Secondly, they must use it IN LOVE. Any other kind of corporal punishment is unworthy of the God- confessing parent. It may not be applied in defense of our honor merely (the child has a certain honor too it would defend) nor surely may it be applied under the stress of emotion i.e. in a fit of rage. Father comes home from work tired. Jimmy tumbles his glass of milk into father’s lap and father beats him with His razor strop. Foolish father. Father was angry and that is no time to handle so delicate a thing as corporal punishment. It must be love which prompts the punishment. If we neglect the love element we provoke our children to wrath a thing against which Paul vehemently warns us in Eph. 6:4. As parents we shall have to chastise ourselves before we chastise our children. And only when we have crucified all thoughts of revenge, retaliation, hatred, personal insult, superiority complex in us shall we be able to stand up among our children as ambassadors of God toward them and apply the nurture of God to them, even if it be the rod.

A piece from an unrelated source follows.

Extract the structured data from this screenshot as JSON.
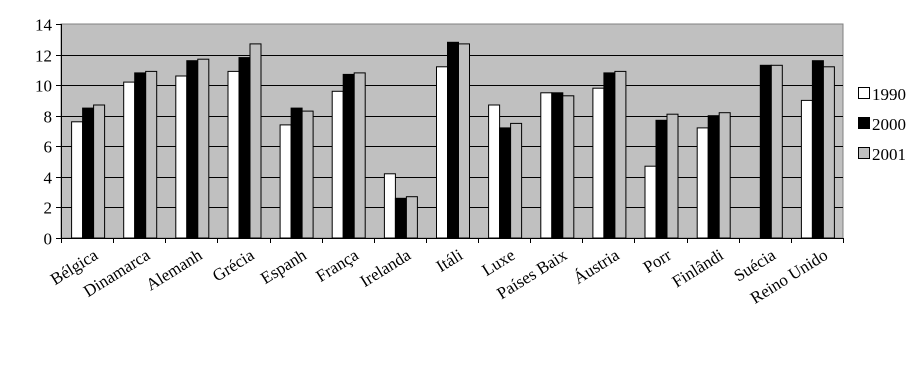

Finally corporal punishment must serve the positive purpose of teaching the child to be subject to the will of God. There is nothing gained if the parent, with a big stick in his hand, have forced Jimmy to do “dad’s will”. There is nothing gained if Betty learns once that ma’s will runs the house. The point is not that the child has to be beaten into submission before our own wills. I admit the child must learn to reverence the parents’ mandates and must learn to obey, but that is only half of the matter. Hitler has clubbed the nations into submission. Our children are not conquered territory or vanquished powers. Therefore not our own wills on the fore and force that upon them. The positive purpose of punishment, if used, must be to bring the child into contact with the will of God, and by feeling the rod, learn that going contrary to the will of God brings pain and finally death (for the way of the transgressor is hard), while obeying that will brings pleasure and eternal life. For God is righteous. And God is merciful. Let the children feel the righteousness and mercy of God whom we represent in the home.